The thing about this approach, though, is that the cavities need periodic cleaning. I’m not sure I can be counted on to clean an insect hotel on a regular schedule. For now, I’m letting nature do the work.

    After reading the first chapter of Kim’s book, I can already tell it’s going to up my game. While I wait to put Kim’s advice into practice next spring, I’ll be throwing fallen branches on the brush pile instead of filling yard waste bags.


 

Sunday, January 5, 2020

Pest control without pesticides

It’s nice to hear about solutions for insect problems other than spraying pesticides. I’ve been a fan of biocontrol—introduction of nonnative insect predators to reduce populations of problematic insects—since I was able to stop spraying my trees for winter moth (Operophtera brumata). 

Winter moth-photo Ben Sale

This lucky turn of events came about because UMass entomologist Joseph Elkinton built up populations of Cyzenis albicans, a tiny parasitic fly that kills moth larvae.
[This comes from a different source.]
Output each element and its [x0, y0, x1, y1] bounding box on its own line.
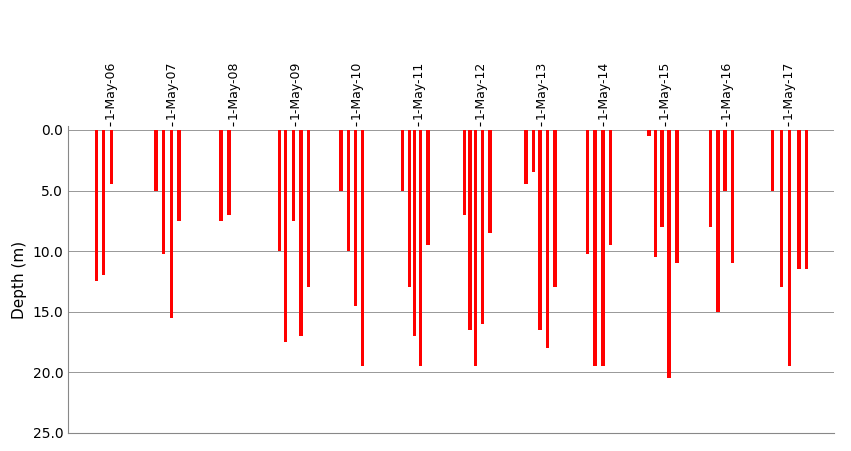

As substantial fly populations were established, winter moth damage became a non-issue. The parasitic fly attacks only winter moth and doesn’t prey on native insects.

    Since the winter moth success, I’ve learned about another clever use of a specialist insect, Hypena opulenta, a moth native to Ukraine. This moth eats the leaves of black swallow-wort (Vincetoxicum nigrum) a pernicious vine from the same region that’s causing problems in New England and elsewhere. 


Black swallow-wort, a nonnative invasive vine

Among other negatives, swallow-wort tricks monarch butterflies into laying eggs on its leaves, where larvae starve because they can’t eat swallow-wort foliage. Struggling monarchs don’t need this added trouble.

A monarch nectaring on the real thing, native showy milkweeed

    Boston’s Arnold Arboretum started releasing the Ukrainian moths this spring and saw them defoliate swallow-wort significantly in a test plot. Biocontrol is particularly welcome in the case of swallow-wort, because it’s really hard to pull out. Stems break off at ground level and send up new stalks. Some towns have asked Boy and Girl Scouts to pick unripe pods of swallow-wort vines and dispose of them before they can spread their seeds to the wind. This still sounds like a good idea, because the moths aren’t expected to wipe out swallow-wort, just reduce and control its population and spread.


    Meanwhile, scientists at the University of Rhode Island are working to establish the best predators for red lily beetles (Lilioceris lilii) that chew lilies, especially the Asiatic species, into unsightly stumps covered with beetle excrement. They've released three kinds of parasitoid wasps and are achieving some success.


Red lily beetles at work on a lily stem-photo Charles J Sharp

    When I started gardening back in the 1970s, organic gardening guides promoted the idea of companion planting, claiming that interplanting with herbs or annuals would keep chewing insects from damaging vegetable crops. 



    Unfortunately, this conventional wisdom often turns out to be wishful thinking. Thomas Christopher, in a recent blog post, traces the advice back to Ehrenfreid Pfeiffer, an early 20th century soil scientist and advocate of biodynamic gardening. Pfeiffer conducted bogus experiments purporting to show that certain plants were compatible. The idea was picked up and spread by J.I. Rodale, publisher of Organic Gardening. The nasturtiums, alyssum and marigolds I still dot around my vegetable bed originate from this myth. Most gardeners never traced it back to its faulty source.


Marigolds are nice, but they're probably not protecting my vegetable plants

    Christopher directs readers to a reliable review of companion planting by garden designer Robert Kourik. The scientific papers he cites show a more nuanced picture. Many of the usually recommended flowering plants don’t help to defend food plants, but some do attract beneficial insects that can reduce populations of leaf-eaters. Another reminder of the importance of healthy skepticism about gardening advice.